Just because power windows are a standard in most cars now doesn’t mean that no one needs to understand how to make a window go up and down.
The right answer from a candidate that may not know an answer to something is “I’m not sure but I know where to look and the next time you ask me I will understand it inside and out”.
I would hire that person.
I know enough about networking to know when I need to call an expert (and to troubleshoot when network interfaces have been done incorrectly on a multi-homed machine) .. but I do know a lot about designing storage. The problems are similar, and I’m turning into more of a grumpy old man every day. The one thing I’ll say though is that almost everything useful I know I learned by fixing things that had broken.
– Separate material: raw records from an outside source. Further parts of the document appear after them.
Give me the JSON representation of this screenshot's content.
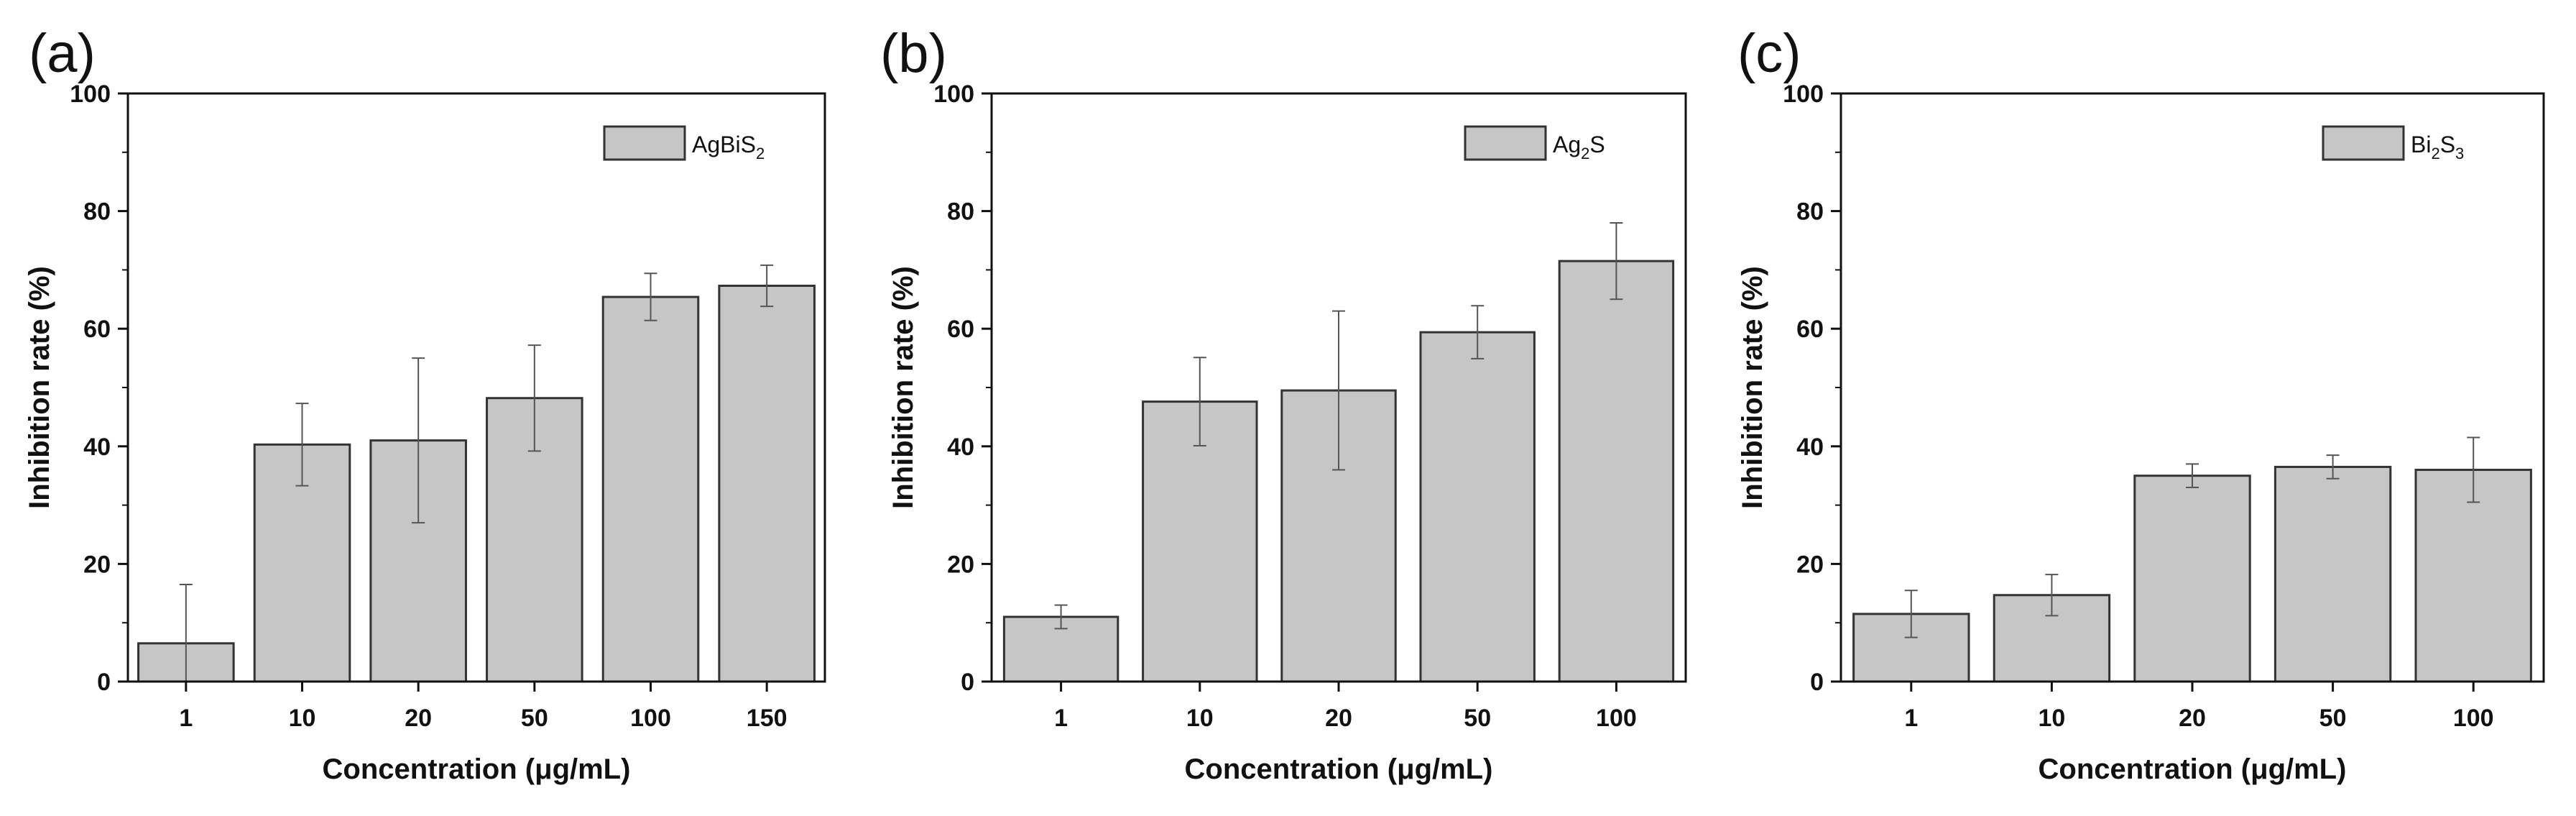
{
  "chart_data": [
    {
      "type": "bar",
      "panel_label": "(a)",
      "categories": [
        "1",
        "10",
        "20",
        "50",
        "100",
        "150"
      ],
      "values": [
        6.5,
        40.3,
        41,
        48.2,
        65.4,
        67.3
      ],
      "errors": [
        10,
        7,
        14,
        9,
        4,
        3.5
      ],
      "xlabel": "Concentration (μg/mL)",
      "ylabel": "Inhibition rate (%)",
      "ylim": [
        0,
        100
      ],
      "yticks": [
        "0",
        "20",
        "40",
        "60",
        "80",
        "100"
      ],
      "legend": {
        "base": "AgBiS",
        "sub": "2",
        "placement": "top-right"
      },
      "bar_color": "#c6c6c6"
    },
    {
      "type": "bar",
      "panel_label": "(b)",
      "categories": [
        "1",
        "10",
        "20",
        "50",
        "100"
      ],
      "values": [
        11,
        47.6,
        49.5,
        59.4,
        71.5
      ],
      "errors": [
        2,
        7.5,
        13.5,
        4.5,
        6.5
      ],
      "xlabel": "Concentration (μg/mL)",
      "ylabel": "Inhibition rate (%)",
      "ylim": [
        0,
        100
      ],
      "yticks": [
        "0",
        "20",
        "40",
        "60",
        "80",
        "100"
      ],
      "legend": {
        "base": "Ag",
        "sub": "2",
        "tail": "S",
        "placement": "top-right"
      },
      "bar_color": "#c6c6c6"
    },
    {
      "type": "bar",
      "panel_label": "(c)",
      "categories": [
        "1",
        "10",
        "20",
        "50",
        "100"
      ],
      "values": [
        11.5,
        14.7,
        35,
        36.5,
        36
      ],
      "errors": [
        4,
        3.5,
        2,
        2,
        5.5
      ],
      "xlabel": "Concentration (μg/mL)",
      "ylabel": "Inhibition rate (%)",
      "ylim": [
        0,
        100
      ],
      "yticks": [
        "0",
        "20",
        "40",
        "60",
        "80",
        "100"
      ],
      "legend": {
        "base": "Bi",
        "sub": "2",
        "mid": "S",
        "sub2": "3",
        "placement": "top-right"
      },
      "bar_color": "#c6c6c6"
    }
  ]
}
It was those times at 2.00AM in a dark cold datacenter when you think your career is on the line and must be working by 4.00AM or the excrement will hit the rotating device, when you suddenly realise “ohhhh, so, THAT’s why needs to be set up correctly”, and then you realise that the so-called-experts that have never had to fix the problem you’ve been banging your head against for the last 6 hours actually know way less than they pretend.
Or in other words, no expertise without experience … most of us grumpy old men had to fix stuff that was way less reliable than it is today, we designed or had to work with stuff in the absence of best practice documents, stuff that was sometimes pure genius, and often broke in interesting ways.
The reason for the XXX as code / or software defined yada-yada is to hide all that breakable complexity behind well defined interfaces, standardised deployments that have been designed so well that they just don’t break in the kinds of interesting ways that helped us learn our trade.
In the same way that we don’t have to pull moths out of the wires poking out of vacuum tubes, the stuff that needs troubleshooting skills will move elsewhere. The role of us grumpy old men may be to teach the next generation how to take a structured approach to fixing those new problems, and that when it’s 2.00AM in a cold datacenter, they’ve got someone they can call that can help them think the problem through and tell them not to worry, because someone has their back.